Pricing games? What pricing games? “But it’s on sale!”

We have been transparent, since day one, that we make a fair margin for the effort we invest to import, store, pick, pack and deliver your wines. It is very standard that all wine retailers make between 15 – 30% before their costs.
So, let’s do the maths.

Some retailers and most supermarkets falsely advertise these stats by marking the wines up and then discounting down. “50% off”: how can it be that the supermarket takes a 50% cut when they make 20 or 30% before VAT? It has been exposed that the RRPs (Recommended retail prices)  reported by retailers are inflated, so that these ‘offers’ can be rotated to provide the impulse response to the coloured label that looks like a great deal! Critic Jamie Goode writes in more detail here if you want to read more.

For example, a bottle is on the shelf for £14.99. A week later the price is offered at a 25% discount for £11.25, and you might even get an extra 5% off if you buy 6 bottles. Consumers think they’re getting a great deal and stock up there and then to take advantage of it.

What’s actually happening here, though, is that wine that should retail at £10 is inflated to £14.99. Therefore at £11.25 the retailer still clears more than what they would normally make. These ‘deals’ are rotated with discounts that bring the cost down on occasion, therefore simulating a ‘bargain’ feel.

Here is a good example from Vivino, who somehow got hold of one of our wines through a French wholesaler and offered a superb deal – 20% off! But wait…

The offer is 20% the RRP of £23.99 down to £18.99. Sounds like a good deal, right? The reason we can easily highlight this is that we sell it on the Wanderlust website under the same terms at full price for £18.33. 

This is a good illustration of the mark-up-to-discount-down that masks the actual real value of the wine. It is well known that you can’t trust in a brand which has higher prices and continually offers sales or discounts to keep dragging you back. This has a knock-on effect on the perception of the wine producers products. “Are they on sale because they are not selling?”

We don’t play pricing games and we don’t pretend that we’re giving you discounts when they’re not real in the first place. That is a core part of our ethos – transparency and keeping it fair and simple.

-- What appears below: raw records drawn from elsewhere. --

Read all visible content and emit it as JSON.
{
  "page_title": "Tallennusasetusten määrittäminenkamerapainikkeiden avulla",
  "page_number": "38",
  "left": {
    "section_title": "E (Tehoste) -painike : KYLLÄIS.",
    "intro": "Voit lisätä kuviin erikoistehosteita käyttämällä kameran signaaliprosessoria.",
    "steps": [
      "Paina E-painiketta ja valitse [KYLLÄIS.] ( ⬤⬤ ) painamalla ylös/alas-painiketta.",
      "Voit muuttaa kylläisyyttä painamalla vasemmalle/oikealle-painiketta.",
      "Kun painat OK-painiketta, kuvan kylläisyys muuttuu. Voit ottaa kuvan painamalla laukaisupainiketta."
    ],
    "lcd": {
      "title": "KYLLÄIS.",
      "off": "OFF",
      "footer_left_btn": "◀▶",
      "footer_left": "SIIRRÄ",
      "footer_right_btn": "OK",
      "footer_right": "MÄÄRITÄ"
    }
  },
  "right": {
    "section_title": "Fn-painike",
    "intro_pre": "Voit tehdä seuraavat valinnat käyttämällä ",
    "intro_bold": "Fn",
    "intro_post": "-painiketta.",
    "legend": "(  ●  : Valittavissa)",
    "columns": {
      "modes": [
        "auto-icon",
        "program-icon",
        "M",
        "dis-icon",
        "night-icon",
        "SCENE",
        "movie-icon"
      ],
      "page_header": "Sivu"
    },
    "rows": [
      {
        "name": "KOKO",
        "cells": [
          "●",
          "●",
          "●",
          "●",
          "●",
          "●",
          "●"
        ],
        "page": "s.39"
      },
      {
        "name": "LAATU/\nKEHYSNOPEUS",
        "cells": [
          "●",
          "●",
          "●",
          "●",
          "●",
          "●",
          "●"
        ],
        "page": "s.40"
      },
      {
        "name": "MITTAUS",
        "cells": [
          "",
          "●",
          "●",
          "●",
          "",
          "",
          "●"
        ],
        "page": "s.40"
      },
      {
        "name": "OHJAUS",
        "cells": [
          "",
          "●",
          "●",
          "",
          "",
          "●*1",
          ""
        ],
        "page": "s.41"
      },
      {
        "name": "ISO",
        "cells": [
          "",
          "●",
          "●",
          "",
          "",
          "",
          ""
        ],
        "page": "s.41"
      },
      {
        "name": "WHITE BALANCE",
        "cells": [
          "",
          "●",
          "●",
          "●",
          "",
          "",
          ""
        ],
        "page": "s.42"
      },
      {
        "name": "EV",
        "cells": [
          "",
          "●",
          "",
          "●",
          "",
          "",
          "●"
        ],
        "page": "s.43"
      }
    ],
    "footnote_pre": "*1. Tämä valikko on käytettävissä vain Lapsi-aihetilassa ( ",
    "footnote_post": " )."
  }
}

Our tip: don’t trust supermarket ‘deals’. They are hardly ever genuine. If you do insist on buying supermarket deals, pull out your phone and see if the wine is available elsewhere to check the price validity. Note that 90%+ of supermarket wine is own-label to control and hide the economics behind the ‘offers’.

 

Support a small business

This year, small businesses across the nation set up online shops to continue to serve customers throughout the UK’s first lockdown. Whilst we and others have always sold direct, our year has been turbulent with our restaurant customers closed or running reduced lists. We will turnover less than 50% in trade sales vs 2019. 

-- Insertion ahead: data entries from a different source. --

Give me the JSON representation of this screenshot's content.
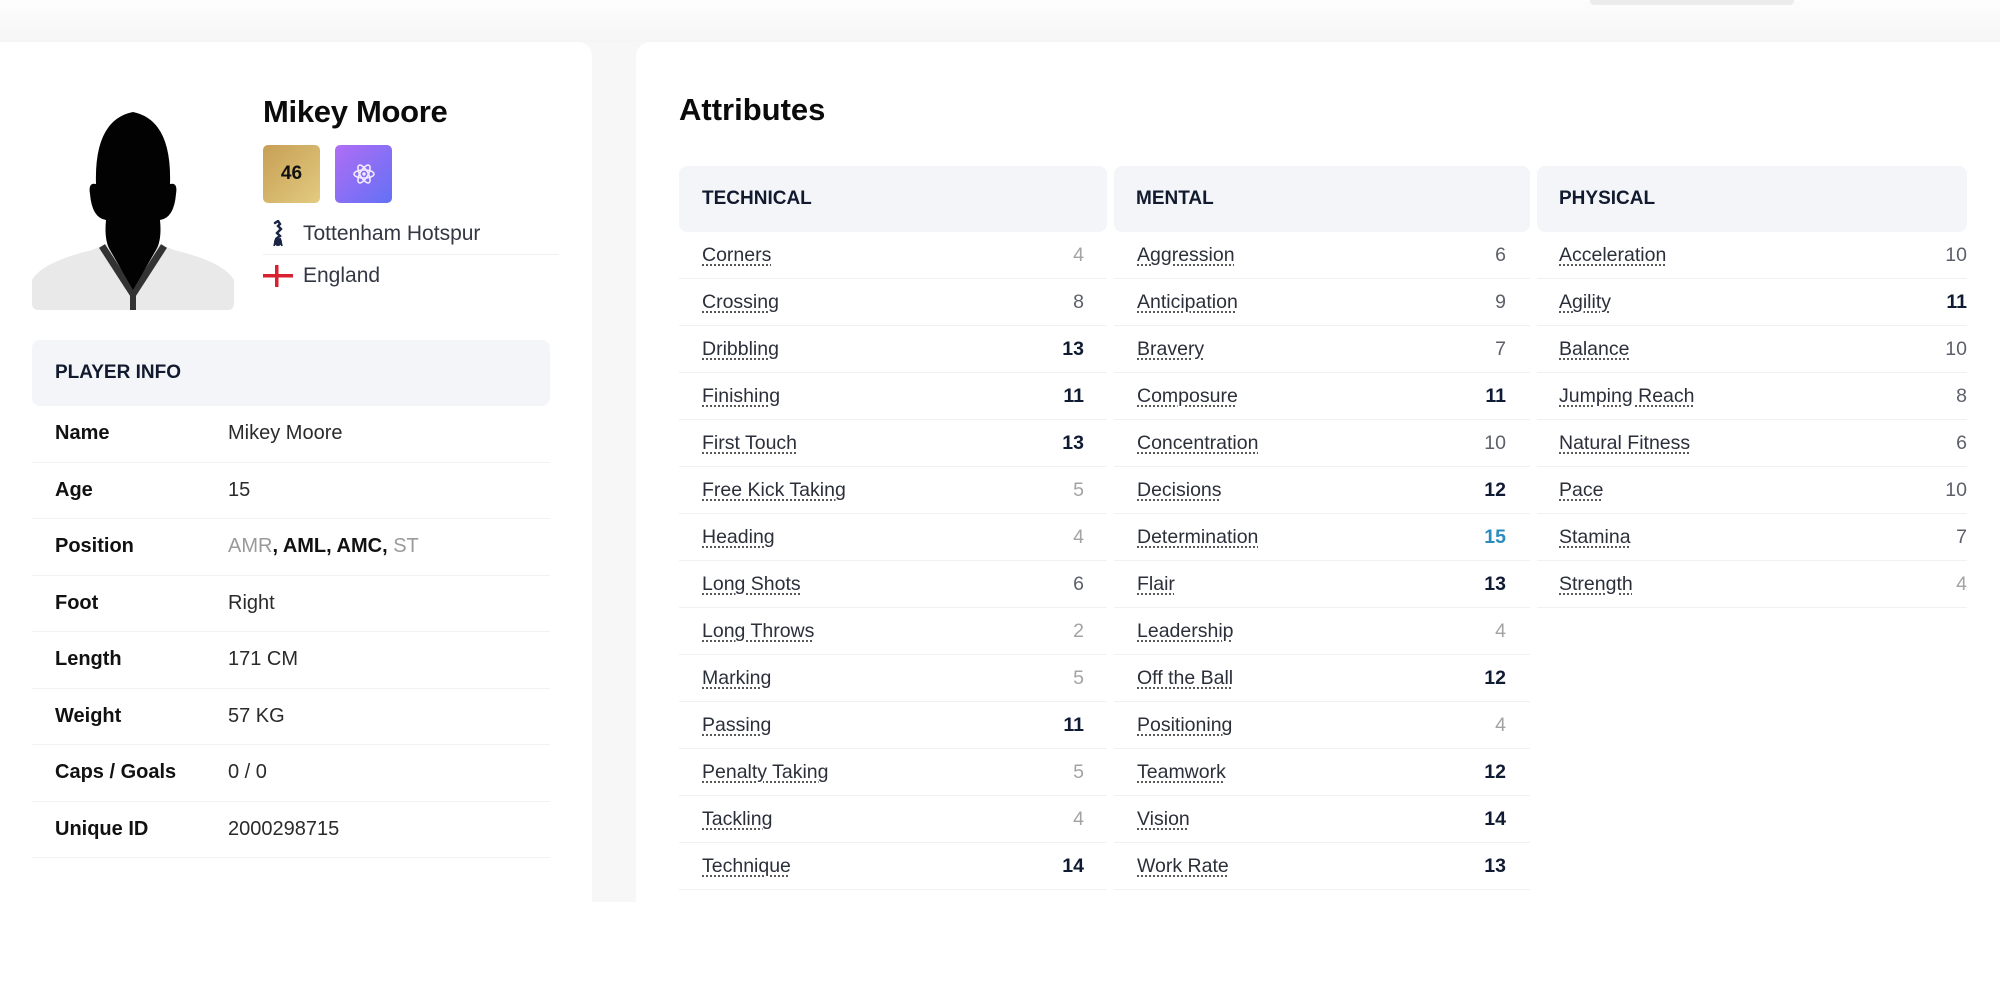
{
  "player": {
    "name": "Mikey Moore",
    "current_ability": "46",
    "potential_icon": "atom-icon",
    "club": "Tottenham Hotspur",
    "club_icon": "spurs-cockerel-icon",
    "nationality": "England",
    "nationality_icon": "england-flag-icon"
  },
  "player_info": {
    "heading": "PLAYER INFO",
    "rows": [
      {
        "label": "Name",
        "value": "Mikey Moore"
      },
      {
        "label": "Age",
        "value": "15"
      },
      {
        "label": "Position",
        "value": "AMR, AML, AMC, ST",
        "positions": [
          {
            "code": "AMR",
            "strength": "weak"
          },
          {
            "code": "AML",
            "strength": "strong"
          },
          {
            "code": "AMC",
            "strength": "strong"
          },
          {
            "code": "ST",
            "strength": "weak"
          }
        ]
      },
      {
        "label": "Foot",
        "value": "Right"
      },
      {
        "label": "Length",
        "value": "171 CM"
      },
      {
        "label": "Weight",
        "value": "57 KG"
      },
      {
        "label": "Caps / Goals",
        "value": "0 / 0"
      },
      {
        "label": "Unique ID",
        "value": "2000298715"
      }
    ]
  },
  "attributes": {
    "title": "Attributes",
    "value_colors": {
      "low": "#a3a3a3",
      "mid": "#5d6069",
      "good": "#0f1a33",
      "great": "#2a8bbd"
    },
    "groups": [
      {
        "heading": "TECHNICAL",
        "items": [
          {
            "name": "Corners",
            "value": 4
          },
          {
            "name": "Crossing",
            "value": 8
          },
          {
            "name": "Dribbling",
            "value": 13
          },
          {
            "name": "Finishing",
            "value": 11
          },
          {
            "name": "First Touch",
            "value": 13
          },
          {
            "name": "Free Kick Taking",
            "value": 5
          },
          {
            "name": "Heading",
            "value": 4
          },
          {
            "name": "Long Shots",
            "value": 6
          },
          {
            "name": "Long Throws",
            "value": 2
          },
          {
            "name": "Marking",
            "value": 5
          },
          {
            "name": "Passing",
            "value": 11
          },
          {
            "name": "Penalty Taking",
            "value": 5
          },
          {
            "name": "Tackling",
            "value": 4
          },
          {
            "name": "Technique",
            "value": 14
          }
        ]
      },
      {
        "heading": "MENTAL",
        "items": [
          {
            "name": "Aggression",
            "value": 6
          },
          {
            "name": "Anticipation",
            "value": 9
          },
          {
            "name": "Bravery",
            "value": 7
          },
          {
            "name": "Composure",
            "value": 11
          },
          {
            "name": "Concentration",
            "value": 10
          },
          {
            "name": "Decisions",
            "value": 12
          },
          {
            "name": "Determination",
            "value": 15
          },
          {
            "name": "Flair",
            "value": 13
          },
          {
            "name": "Leadership",
            "value": 4
          },
          {
            "name": "Off the Ball",
            "value": 12
          },
          {
            "name": "Positioning",
            "value": 4
          },
          {
            "name": "Teamwork",
            "value": 12
          },
          {
            "name": "Vision",
            "value": 14
          },
          {
            "name": "Work Rate",
            "value": 13
          }
        ]
      },
      {
        "heading": "PHYSICAL",
        "items": [
          {
            "name": "Acceleration",
            "value": 10
          },
          {
            "name": "Agility",
            "value": 11
          },
          {
            "name": "Balance",
            "value": 10
          },
          {
            "name": "Jumping Reach",
            "value": 8
          },
          {
            "name": "Natural Fitness",
            "value": 6
          },
          {
            "name": "Pace",
            "value": 10
          },
          {
            "name": "Stamina",
            "value": 7
          },
          {
            "name": "Strength",
            "value": 4
          }
        ]
      }
    ]
  }
}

This should paint a picture of why consumer spending choices are now the lifeblood of small businesses. If everyone shopped in Amazon or large supermarkets there would be no small businesses (who employ over 70% of the country’s people). This also goes for the supply chain; small businesses generally buy from smaller suppliers the same way we buy wine from small, organic winemakers; you purchasing from a small wine merchant puts your money indirectly back into these people’s projects and lifeblood.

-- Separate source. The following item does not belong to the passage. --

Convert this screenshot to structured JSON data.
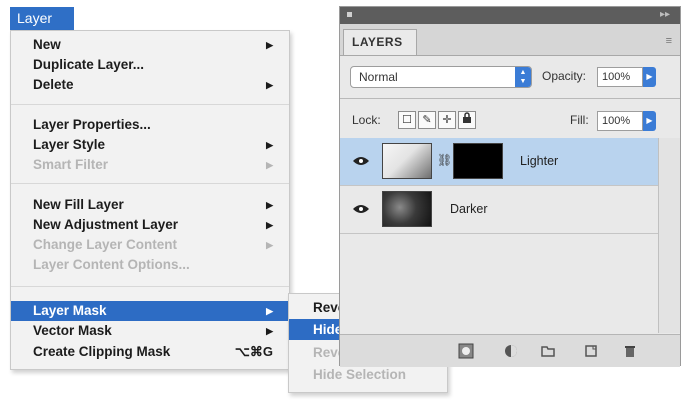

This point isn’t just about us, it is much bigger than that. So what can you do to help in a COVID-stricken Christmas?

Our tips:

  • For presents, buy gift cards for small businesses that have online shops
  • Spread the word to friends and family. As you know, Wanderlust (like others) runs an awesome refer-a-friend scheme where you earn vouchers back for helping. Sharing social media posts and marketing emails also helps all that little bit.
  • If you have a positive experience, tell them and write a positive review!
  • If there is anything you wished they sold or ways you wished they worked, give constructive and helpful feedback

About, Richard Ellison, Wanderlust Wine

Richard set up Wanderlust Wine with the goal to import and champion small producers, making organically-focused wines. Wanderlust Wine now imports hundreds of wines from pockets of the world, all with their own unique story to tell.